Today the International Criminal Court ends the confirmation hearing against Thomas Lubanga, former leader of the UPC in Eastern Democratic Republic of Congo; the first person to be arrested and brought before the ICC for war crimes. The Court’s Pre-Trial Judges will now decide if the Prosecutor has sufficient evidence to allow the trial to go ahead.

However, REDRESS is concerned because the charges against Lubanga are solely for recruiting and using children under fifteen in the conflict. Many in Eastern Congo have difficulty understanding this singular focus and are disappointed. The protracted conflict has claimed thousands upon thousands of lives. Women and girls have been raped systematically. Homes have been pillaged and burned, people have been tortured and thousands have fled and are living in displacement camps.

REDRESS calls upon the Prosecutor to investigate more crimes such as killings, rape and torture perpetrated by all armed groups and forces responsible for atrocities, not only in Ituri but in other parts of the Democratic Republic of Congo also.

As the Court is only prosecuting child recruitment by the UPC, the only recognised victims that can participate in the proceedings and claim reparations are former (child) soldiers of the UPC. This excludes children recruited by other factions, and also excludes victim populations. It creates rivalries between the UPC former child soldiers, and those from opposing groups.

The International Criminal Court has innovative procedures which allow victims to participate as independent parties with an interest in the outcome, and allows them to claim reparations directly.

“Prosecuting child recruitment is good, but it must be put into context or it may fuel local antagonisms as other crimes have not been included. Also one of the worst aspects of child soldiering is the use of girls, abducted by force, systematically raped and enslaved – yet the charges include no crimes of sexual violence”, says Mariana Goetz, author of the Report “Victims, Perpetrators or Heroes? Child Soldiers before the International Criminal Court”.

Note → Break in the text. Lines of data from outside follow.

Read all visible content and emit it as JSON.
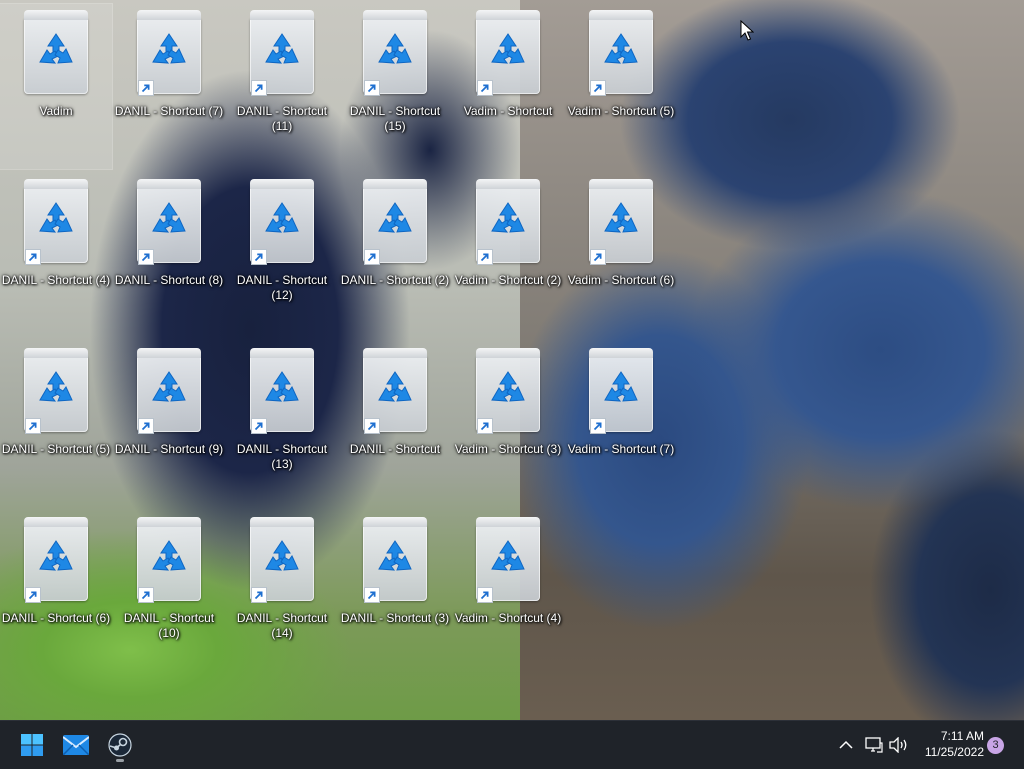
{
  "desktop": {
    "icons": [
      {
        "label": "Vadim",
        "shortcut": false,
        "selected": true
      },
      {
        "label": "DANIL - Shortcut (7)",
        "shortcut": true
      },
      {
        "label": "DANIL - Shortcut (11)",
        "shortcut": true
      },
      {
        "label": "DANIL - Shortcut (15)",
        "shortcut": true
      },
      {
        "label": "Vadim - Shortcut",
        "shortcut": true
      },
      {
        "label": "Vadim - Shortcut (5)",
        "shortcut": true
      },
      {
        "label": "DANIL - Shortcut (4)",
        "shortcut": true
      },
      {
        "label": "DANIL - Shortcut (8)",
        "shortcut": true
      },
      {
        "label": "DANIL - Shortcut (12)",
        "shortcut": true
      },
      {
        "label": "DANIL - Shortcut (2)",
        "shortcut": true
      },
      {
        "label": "Vadim - Shortcut (2)",
        "shortcut": true
      },
      {
        "label": "Vadim - Shortcut (6)",
        "shortcut": true
      },
      {
        "label": "DANIL - Shortcut (5)",
        "shortcut": true
      },
      {
        "label": "DANIL - Shortcut (9)",
        "shortcut": true
      },
      {
        "label": "DANIL - Shortcut (13)",
        "shortcut": true
      },
      {
        "label": "DANIL - Shortcut",
        "shortcut": true
      },
      {
        "label": "Vadim - Shortcut (3)",
        "shortcut": true
      },
      {
        "label": "Vadim - Shortcut (7)",
        "shortcut": true
      },
      {
        "label": "DANIL - Shortcut (6)",
        "shortcut": true
      },
      {
        "label": "DANIL - Shortcut (10)",
        "shortcut": true
      },
      {
        "label": "DANIL - Shortcut (14)",
        "shortcut": true
      },
      {
        "label": "DANIL - Shortcut (3)",
        "shortcut": true
      },
      {
        "label": "Vadim - Shortcut (4)",
        "shortcut": true
      }
    ],
    "icon_name": "recycle-bin-icon"
  },
  "taskbar": {
    "pinned": [
      {
        "name": "start-icon",
        "color": "#3aa0ff"
      },
      {
        "name": "mail-icon",
        "color": "#1e88e5"
      },
      {
        "name": "steam-icon",
        "color": "#c7d5e0",
        "running": true
      }
    ],
    "tray": {
      "overflow_icon": "chevron-up-icon",
      "network_icon": "network-icon",
      "volume_icon": "volume-icon",
      "time": "7:11 AM",
      "date": "11/25/2022",
      "notification_count": "3"
    }
  },
  "colors": {
    "taskbar_bg": "#1f2329",
    "recycle_blue": "#1e88e5",
    "badge": "#c8a5e6"
  }
}
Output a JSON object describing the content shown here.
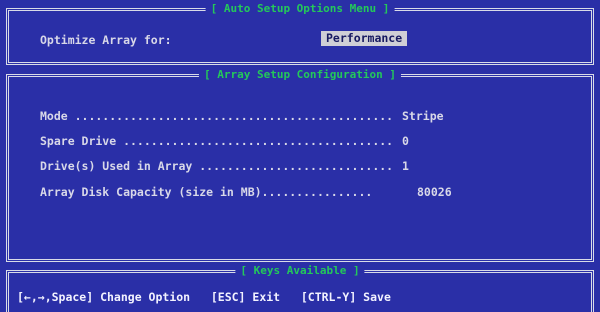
{
  "window": {
    "background": "#2A2FA7",
    "border_color": "#D9DBE8",
    "title_color": "#24C85A"
  },
  "auto_setup": {
    "title": "[ Auto Setup Options Menu ]",
    "optimize_label": "Optimize Array for:",
    "optimize_value": "Performance"
  },
  "array_config": {
    "title": "[ Array Setup Configuration ]",
    "rows": [
      {
        "label": "Mode ..............................................",
        "value": "Stripe"
      },
      {
        "label": "Spare Drive .......................................",
        "value": "0"
      },
      {
        "label": "Drive(s) Used in Array ............................",
        "value": "1"
      },
      {
        "label": "Array Disk Capacity (size in MB)................",
        "value": "80026"
      }
    ]
  },
  "keys_available": {
    "title": "[ Keys Available ]",
    "text": "[←,→,Space] Change Option   [ESC] Exit   [CTRL-Y] Save"
  }
}
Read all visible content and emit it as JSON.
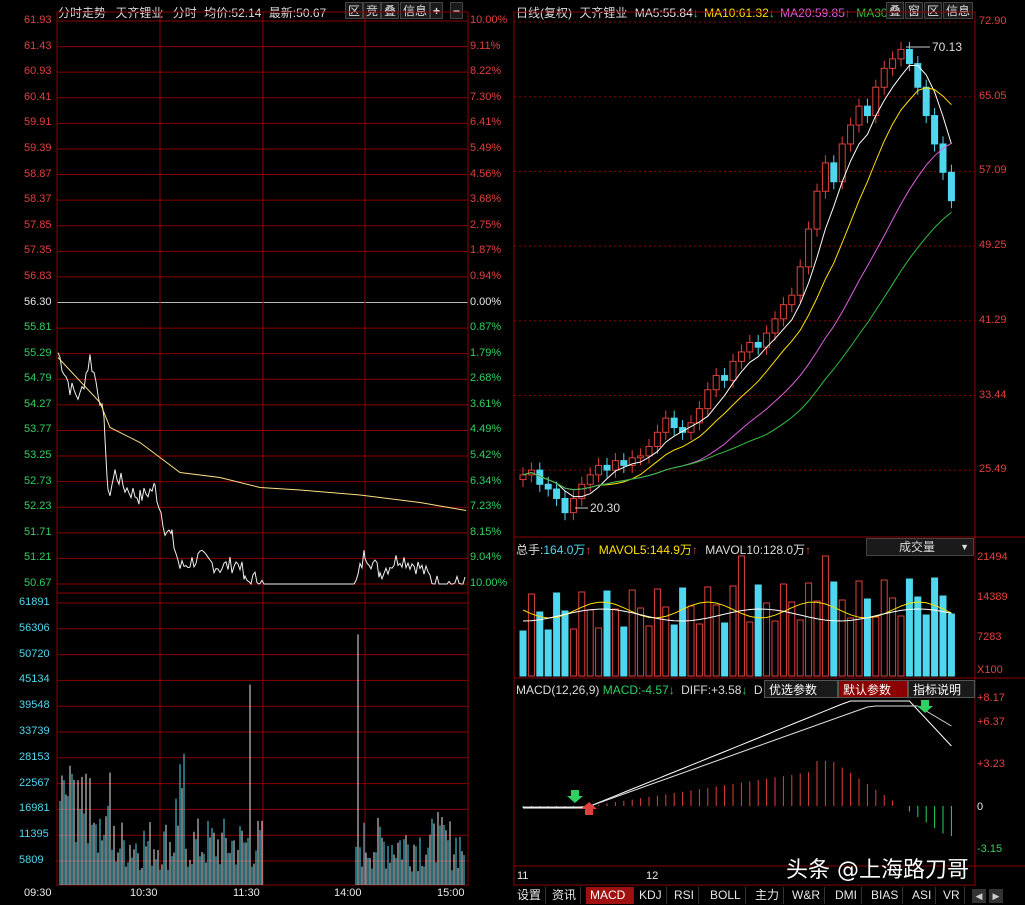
{
  "intraday": {
    "title": "分时走势",
    "stock": "天齐锂业",
    "mode": "分时",
    "avg_label": "均价:",
    "avg_value": "52.14",
    "latest_label": "最新:",
    "latest_value": "50.67",
    "buttons": [
      "区",
      "竞",
      "叠",
      "信息",
      "+",
      "−"
    ],
    "price_ticks": [
      "61.93",
      "61.43",
      "60.93",
      "60.41",
      "59.91",
      "59.39",
      "58.87",
      "58.37",
      "57.85",
      "57.35",
      "56.83",
      "56.30",
      "55.81",
      "55.29",
      "54.79",
      "54.27",
      "53.77",
      "53.25",
      "52.73",
      "52.23",
      "51.71",
      "51.21",
      "50.67"
    ],
    "pct_ticks": [
      "10.00%",
      "9.11%",
      "8.22%",
      "7.30%",
      "6.41%",
      "5.49%",
      "4.56%",
      "3.68%",
      "2.75%",
      "1.87%",
      "0.94%",
      "0.00%",
      "0.87%",
      "1.79%",
      "2.68%",
      "3.61%",
      "4.49%",
      "5.42%",
      "6.34%",
      "7.23%",
      "8.15%",
      "9.04%",
      "10.00%"
    ],
    "volume_ticks": [
      "61891",
      "56306",
      "50720",
      "45134",
      "39548",
      "33739",
      "28153",
      "22567",
      "16981",
      "11395",
      "5809"
    ],
    "time_ticks": [
      "09:30",
      "10:30",
      "11:30",
      "14:00",
      "15:00"
    ]
  },
  "daily": {
    "title": "日线(复权)",
    "stock": "天齐锂业",
    "ma5_label": "MA5:",
    "ma5_value": "55.84",
    "ma10_label": "MA10:",
    "ma10_value": "61.32",
    "ma20_label": "MA20:",
    "ma20_value": "59.85",
    "ma30_label": "MA30",
    "buttons": [
      "叠",
      "窗",
      "区",
      "信息"
    ],
    "price_ticks": [
      "72.90",
      "65.05",
      "57.09",
      "49.25",
      "41.29",
      "33.44",
      "25.49"
    ],
    "high_marker": "70.13",
    "low_marker": "20.30"
  },
  "volume": {
    "total_label": "总手:",
    "total_value": "164.0万",
    "mavol5_label": "MAVOL5:",
    "mavol5_value": "144.9万",
    "mavol10_label": "MAVOL10:",
    "mavol10_value": "128.0万",
    "dropdown": "成交量",
    "ticks": [
      "21494",
      "14389",
      "7283"
    ],
    "unit": "X100"
  },
  "macd": {
    "title": "MACD(12,26,9)",
    "macd_label": "MACD:",
    "macd_value": "-4.57",
    "diff_label": "DIFF:",
    "diff_value": "+3.58",
    "trailing_label": "D",
    "buttons": [
      "优选参数",
      "默认参数",
      "指标说明"
    ],
    "ticks": [
      "+8.17",
      "+6.37",
      "+3.23",
      "0",
      "-3.15"
    ]
  },
  "date_axis": [
    "11",
    "12"
  ],
  "bottom_tabs": [
    "设置",
    "资讯",
    "MACD",
    "KDJ",
    "RSI",
    "BOLL",
    "主力",
    "W&R",
    "DMI",
    "BIAS",
    "ASI",
    "VR"
  ],
  "watermark": "头条 @上海路刀哥",
  "colors": {
    "up": "#e0403c",
    "down": "#4fd7ef",
    "grid": "#8b0000",
    "ma5": "#ffffff",
    "ma10": "#ffe000",
    "ma20": "#e060e0",
    "ma30": "#30c040"
  }
}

The International Criminal Court is mandated to contribute to ending impunity and promoting peace and reconciliation. Instead the ICC may be deepening cleavages amongst rival factions in Eastern Congo and alienating victim populations.

REDRESS, the international NGO that promotes victims’ rights has been campaigning for the rights of victims to be at the forefront and mandate of the ICC since well before the Rome Statute was adopted in 1998.